- Directed by: Mervyn LeRoy
- Screenplay by: John Lee Mahin Alec Coppel
- Based on: "Laughs with a Stranger" by Alec Coppel story by
- Produced by: Mervyn LeRoy
- Starring: Jean Seberg Honor Blackman Sean Garrison
- Cinematography: Harry Stradling
- Edited by: Philip W. Anderson
- Music by: Henry Mancini
- Color process: Technicolor
- Production company: Mervyn LeRoy Productions
- Distributed by: Universal Pictures
- Release dates: January 27, 1966 (Miami, Florida);
- Running time: 108 minutes
- Country: United States
- Language: English
- Box office: $1 million (est. US/ Canada rentals)

= Moment to Moment =

1966 film by Mervyn LeRoy

Moment to Moment is a 1966 American neo-noir psychological thriller film directed by Mervyn LeRoy and starring Jean Seberg, Honor Blackman and Sean Garrison.

==Plot==
Kay Stanton lives on the French Riviera with her psychiatrist husband Neil Stanton and son Tommy. One day while Neil is away, Kay meets American naval ensign Mark, and they begin an affair. Kay realizes that she does love her husband and tries to discontinue the relationship. While arguing with Mark, Kay accidentally shoots him. With the help of her friend Daphne, she dumps Mark's body into a ravine and then calls the police anonymously to report its location.

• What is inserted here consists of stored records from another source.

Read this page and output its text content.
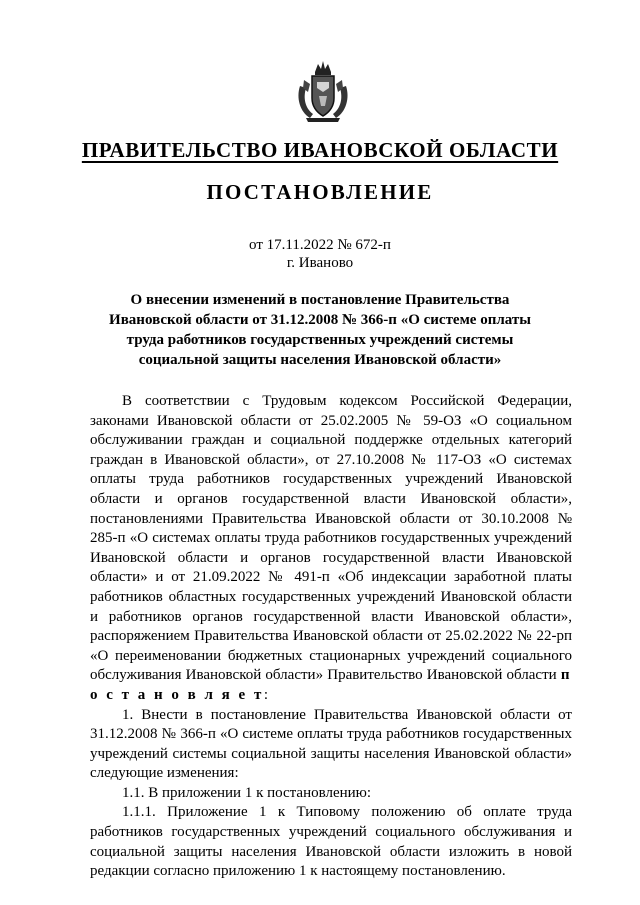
ПРАВИТЕЛЬСТВО ИВАНОВСКОЙ ОБЛАСТИ
ПОСТАНОВЛЕНИЕ
от 17.11.2022 № 672-п
г. Иваново
О внесении изменений в постановление Правительства Ивановской области от 31.12.2008 № 366-п «О системе оплаты труда работников государственных учреждений системы социальной защиты населения Ивановской области»

В соответствии с Трудовым кодексом Российской Федерации, законами Ивановской области от 25.02.2005 № 59-ОЗ «О социальном обслуживании граждан и социальной поддержке отдельных категорий граждан в Ивановской области», от 27.10.2008 № 117-ОЗ «О системах оплаты труда работников государственных учреждений Ивановской области и органов государственной власти Ивановской области», постановлениями Правительства Ивановской области от 30.10.2008 № 285-п «О системах оплаты труда работников государственных учреждений Ивановской области и органов государственной власти Ивановской области» и от 21.09.2022 № 491-п «Об индексации заработной платы работников областных государственных учреждений Ивановской области и работников органов государственной власти Ивановской области», распоряжением Правительства Ивановской области от 25.02.2022 № 22-рп «О переименовании бюджетных стационарных учреждений социального обслуживания Ивановской области» Правительство Ивановской области п о с т а н о в л я е т:

1. Внести в постановление Правительства Ивановской области от 31.12.2008 № 366-п «О системе оплаты труда работников государственных учреждений системы социальной защиты населения Ивановской области» следующие изменения:

1.1. В приложении 1 к постановлению:

1.1.1. Приложение 1 к Типовому положению об оплате труда работников государственных учреждений социального обслуживания и социальной защиты населения Ивановской области изложить в новой редакции согласно приложению 1 к настоящему постановлению.
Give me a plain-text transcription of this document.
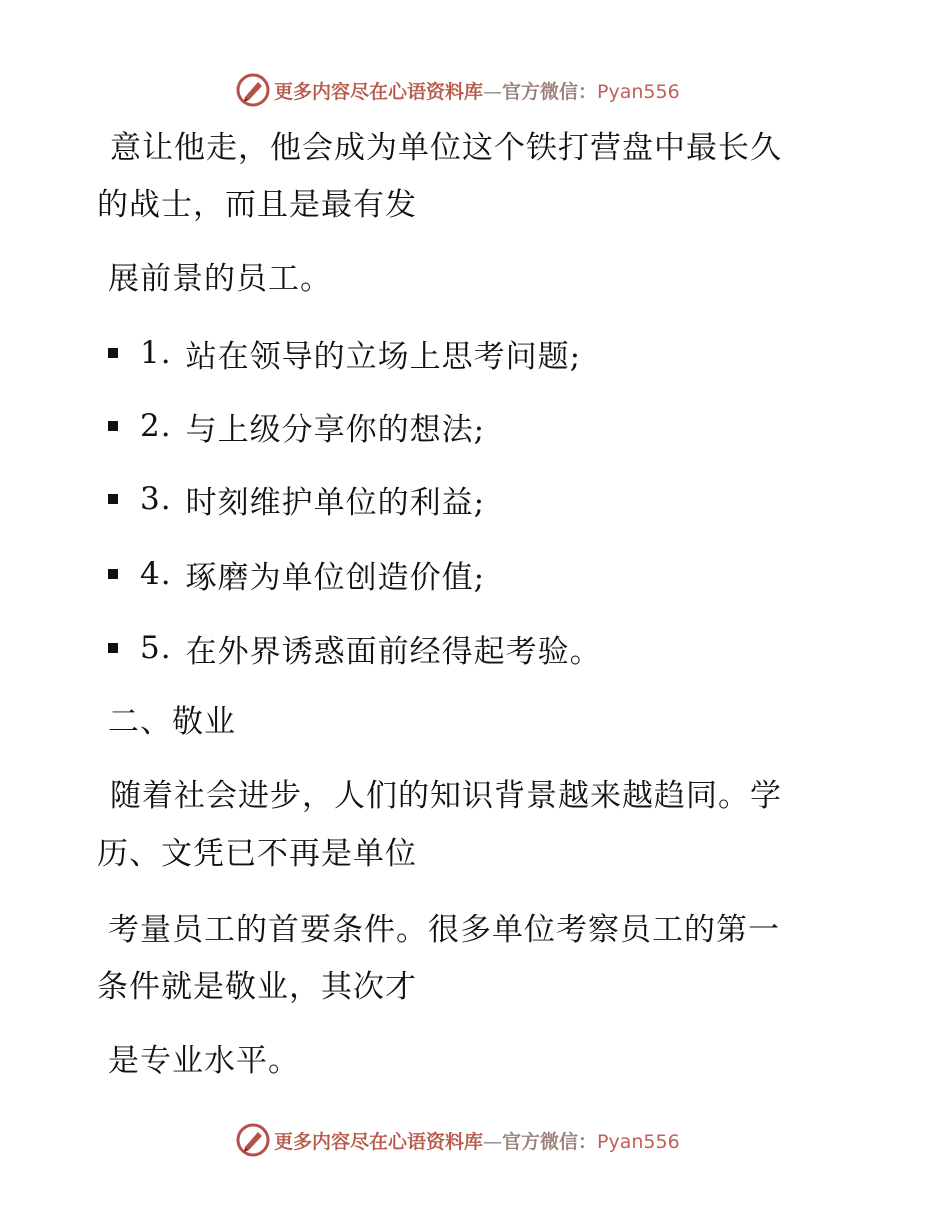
更多内容尽在心语资料库—官方微信：Pyan556
意让他走，他会成为单位这个铁打营盘中最长久
的战士，而且是最有发
展前景的员工。
1. 站在领导的立场上思考问题;
2. 与上级分享你的想法;
3. 时刻维护单位的利益;
4. 琢磨为单位创造价值;
5. 在外界诱惑面前经得起考验。
二、敬业
随着社会进步，人们的知识背景越来越趋同。学
历、文凭已不再是单位
考量员工的首要条件。很多单位考察员工的第一
条件就是敬业，其次才
是专业水平。
更多内容尽在心语资料库—官方微信：Pyan556
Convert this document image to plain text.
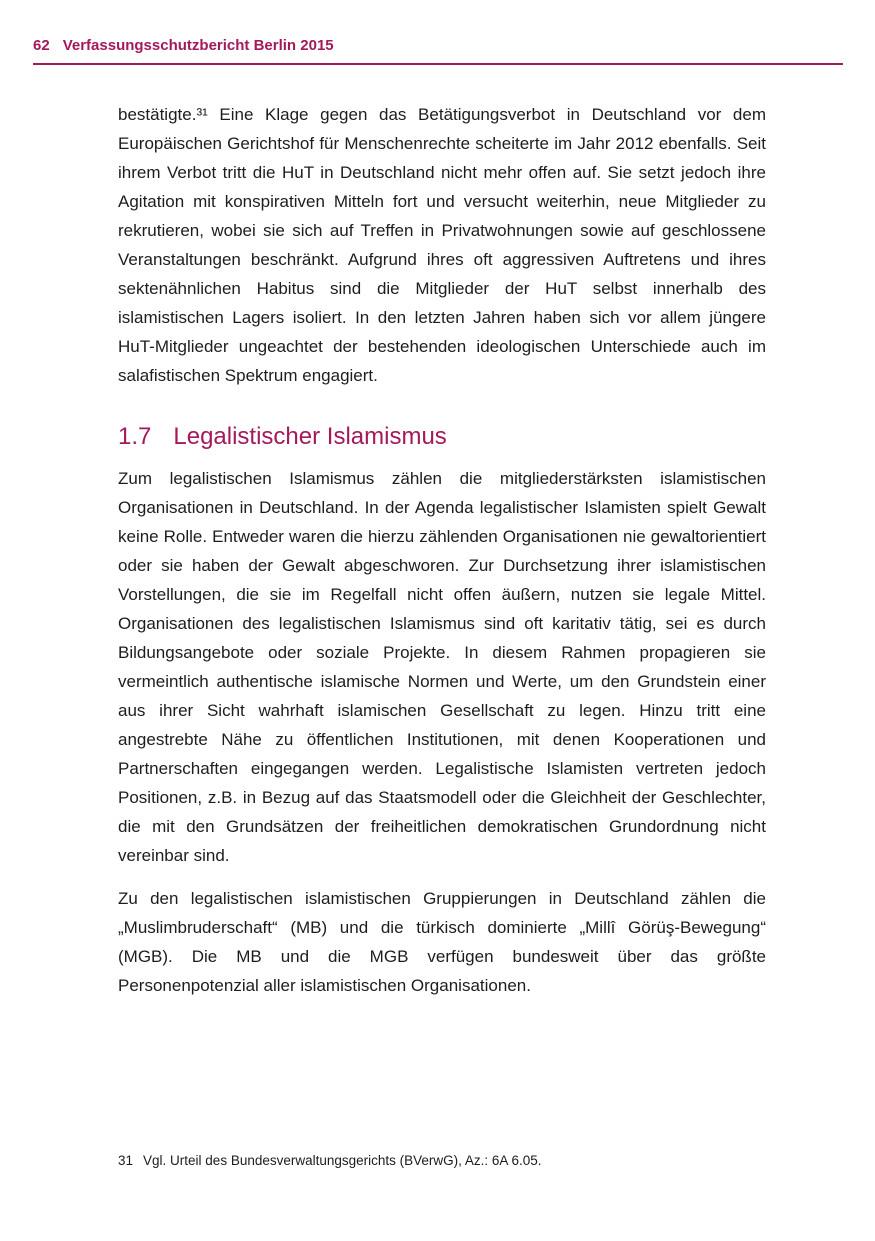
62 Verfassungsschutzbericht Berlin 2015

bestätigte.³¹ Eine Klage gegen das Betätigungsverbot in Deutschland vor dem Europäischen Gerichtshof für Menschenrechte scheiterte im Jahr 2012 ebenfalls. Seit ihrem Verbot tritt die HuT in Deutschland nicht mehr offen auf. Sie setzt jedoch ihre Agitation mit konspirativen Mitteln fort und versucht weiterhin, neue Mitglieder zu rekrutieren, wobei sie sich auf Treffen in Privatwohnungen sowie auf geschlossene Veranstaltungen beschränkt. Aufgrund ihres oft aggressiven Auftretens und ihres sektenähnlichen Habitus sind die Mitglieder der HuT selbst innerhalb des islamistischen Lagers isoliert. In den letzten Jahren haben sich vor allem jüngere HuT-Mitglieder ungeachtet der bestehenden ideologischen Unterschiede auch im salafistischen Spektrum engagiert.

1.7 Legalistischer Islamismus

Zum legalistischen Islamismus zählen die mitgliederstärksten islamistischen Organisationen in Deutschland. In der Agenda legalistischer Islamisten spielt Gewalt keine Rolle. Entweder waren die hierzu zählenden Organisationen nie gewaltorientiert oder sie haben der Gewalt abgeschworen. Zur Durchsetzung ihrer islamistischen Vorstellungen, die sie im Regelfall nicht offen äußern, nutzen sie legale Mittel. Organisationen des legalistischen Islamismus sind oft karitativ tätig, sei es durch Bildungsangebote oder soziale Projekte. In diesem Rahmen propagieren sie vermeintlich authentische islamische Normen und Werte, um den Grundstein einer aus ihrer Sicht wahrhaft islamischen Gesellschaft zu legen. Hinzu tritt eine angestrebte Nähe zu öffentlichen Institutionen, mit denen Kooperationen und Partnerschaften eingegangen werden. Legalistische Islamisten vertreten jedoch Positionen, z.B. in Bezug auf das Staatsmodell oder die Gleichheit der Geschlechter, die mit den Grundsätzen der freiheitlichen demokratischen Grundordnung nicht vereinbar sind.

Zu den legalistischen islamistischen Gruppierungen in Deutschland zählen die „Muslimbruderschaft“ (MB) und die türkisch dominierte „Millî Görüş-Bewegung“ (MGB). Die MB und die MGB verfügen bundesweit über das größte Personenpotenzial aller islamistischen Organisationen.

31 Vgl. Urteil des Bundesverwaltungsgerichts (BVerwG), Az.: 6A 6.05.
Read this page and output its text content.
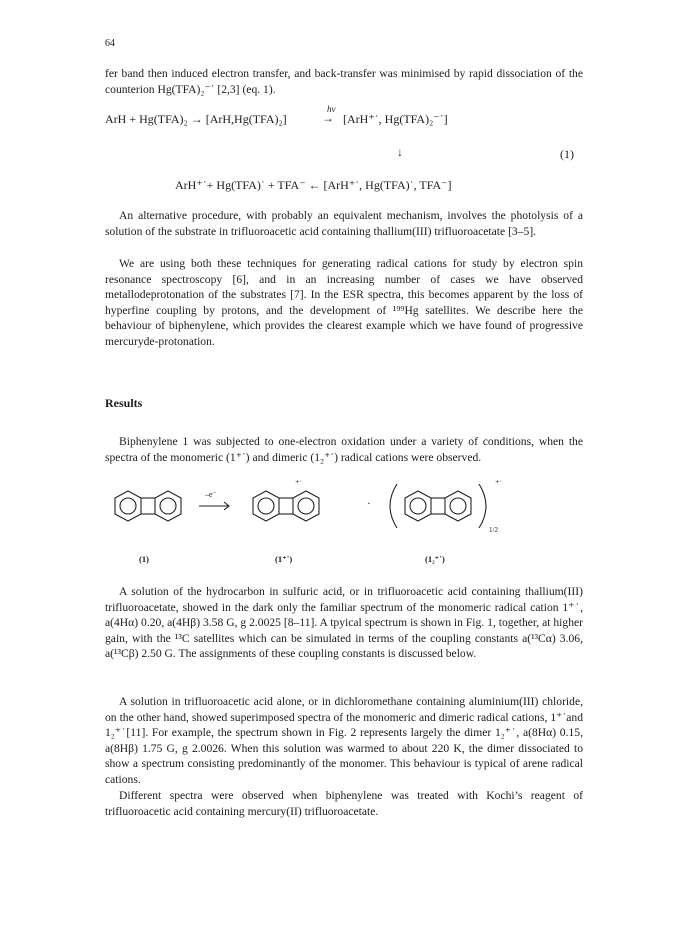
64
fer band then induced electron transfer, and back-transfer was minimised by rapid dissociation of the counterion Hg(TFA)₂⁻˙ [2,3] (eq. 1).
ArH + Hg(TFA)₂ → [ArH,Hg(TFA)₂]
hν
→ [ArH⁺˙, Hg(TFA)₂⁻˙]
↓	(1)
ArH⁺˙+ Hg(TFA)˙ + TFA⁻ ← [ArH⁺˙, Hg(TFA)˙, TFA⁻]
An alternative procedure, with probably an equivalent mechanism, involves the photolysis of a solution of the substrate in trifluoroacetic acid containing thallium(III) trifluoroacetate [3–5].
We are using both these techniques for generating radical cations for study by electron spin resonance spectroscopy [6], and in an increasing number of cases we have observed metallodeprotonation of the substrates [7]. In the ESR spectra, this becomes apparent by the loss of hyperfine coupling by protons, and the development of ¹⁹⁹Hg satellites. We describe here the behaviour of biphenylene, which provides the clearest example which we have found of progressive mercuryde-protonation.
Results
Biphenylene 1 was subjected to one-electron oxidation under a variety of conditions, when the spectra of the monomeric (1⁺˙) and dimeric (1₂⁺˙) radical cations were observed.
–e⁻
⁺˙
·
⁺˙
1/2
(1)	(1⁺˙)	(1₂⁺˙)
A solution of the hydrocarbon in sulfuric acid, or in trifluoroacetic acid containing thallium(III) trifluoroacetate, showed in the dark only the familiar spectrum of the monomeric radical cation 1⁺˙, a(4Hα) 0.20, a(4Hβ) 3.58 G, g 2.0025 [8–11]. A tpyical spectrum is shown in Fig. 1, together, at higher gain, with the ¹³C satellites which can be simulated in terms of the coupling constants a(¹³Cα) 3.06, a(¹³Cβ) 2.50 G. The assignments of these coupling constants is discussed below.
A solution in trifluoroacetic acid alone, or in dichloromethane containing aluminium(III) chloride, on the other hand, showed superimposed spectra of the monomeric and dimeric radical cations, 1⁺˙and 1₂⁺˙[11]. For example, the spectrum shown in Fig. 2 represents largely the dimer 1₂⁺˙, a(8Hα) 0.15, a(8Hβ) 1.75 G, g 2.0026. When this solution was warmed to about 220 K, the dimer dissociated to show a spectrum consisting predominantly of the monomer. This behaviour is typical of arene radical cations.
Different spectra were observed when biphenylene was treated with Kochi’s reagent of trifluoroacetic acid containing mercury(II) trifluoroacetate.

Later, the police ask Neil to help an amnesiac gunshot victim. The man is revealed to be Mark, who regains his memory but does not betray Kay. Neil realizes the truth as well but is certain that his wife really loves him.

==Cast==
- Jean Seberg as Kay Stanton
- Honor Blackman as Daphne Fields
- Sean Garrison as Mark Dominic
- Arthur Hill as Neil Stanton
- Grégoire Aslan as Insp. DeFargo
- Peter Robbins as Timmy Stanton
- Donald Woods as Mr. Singer
- Walter Reed as Hendricks
- Albert Carrier as Travel Agent
- Lomax Study as Albie
- Richard Angarola as Givet
- Georgette Anys as Louise

==Production==
The film was based on a story by Alec Coppel that had been purchased by Mervyn LeRoy, who described the film as a "woman's picture."

LeRoy faced difficulty casting the lead roles because "... it's so hard to find actresses who really look like ladies." Jean Seberg was selected for the part of Kay, but she had not acted in a Hollywood film for several years. Other candidates for the role included Grace Kelly, Audrey Hepburn and Julie Andrews.

Honor Blackman was cast on the basis of her success in Goldfinger. "If I'm ever to make an international name, now is the time to cash in on it," said Blackman. Arthur Hill was cast after his recent Broadway success in Who's Afraid of Virginia Woolf?. Sean Garrison had just toured around the country in a production of Camelot and signed long-term contracts with LeRoy and Universal. LeRoy found difficulty casting the male roles, saying, "There are few young men who really look manly."

Shooting occurred partly on location in the South of France in Nice, Mougins, Cannes and Saint-Paul-de-Vence, but most filming occurred at Universal Pictures on a $350,000 set designed to resemble the French Riviera. Costumes were provided by Yves Saint Laurent.

The film's title song was written by Henry Mancini and Johnny Mercer.

== Reception ==
In a contemporary review for The New York Times, critic Howard Thompson wrote: "[A] good, tingling plot manages to flesh out some persuasive characterizations and convincing human behavior—up to a point." Thompson criticized the film's plot and direction: "Having transported, with the aid of her neighbor, Miss Blackman, the body of Mr. Garrison into the woods, why would the otherwise sensible heroine drive back to the site, poke and pry around and lead the police straight back to the villa? It's hard to forgive her fatal curiosity or stupidity. ... If only Mr. LeRoy had run a tight wire through his handsome production. Instead, his direction is rather slack and circular, like a standard fishing reel. The bait is all there, but don't expect to be hooked."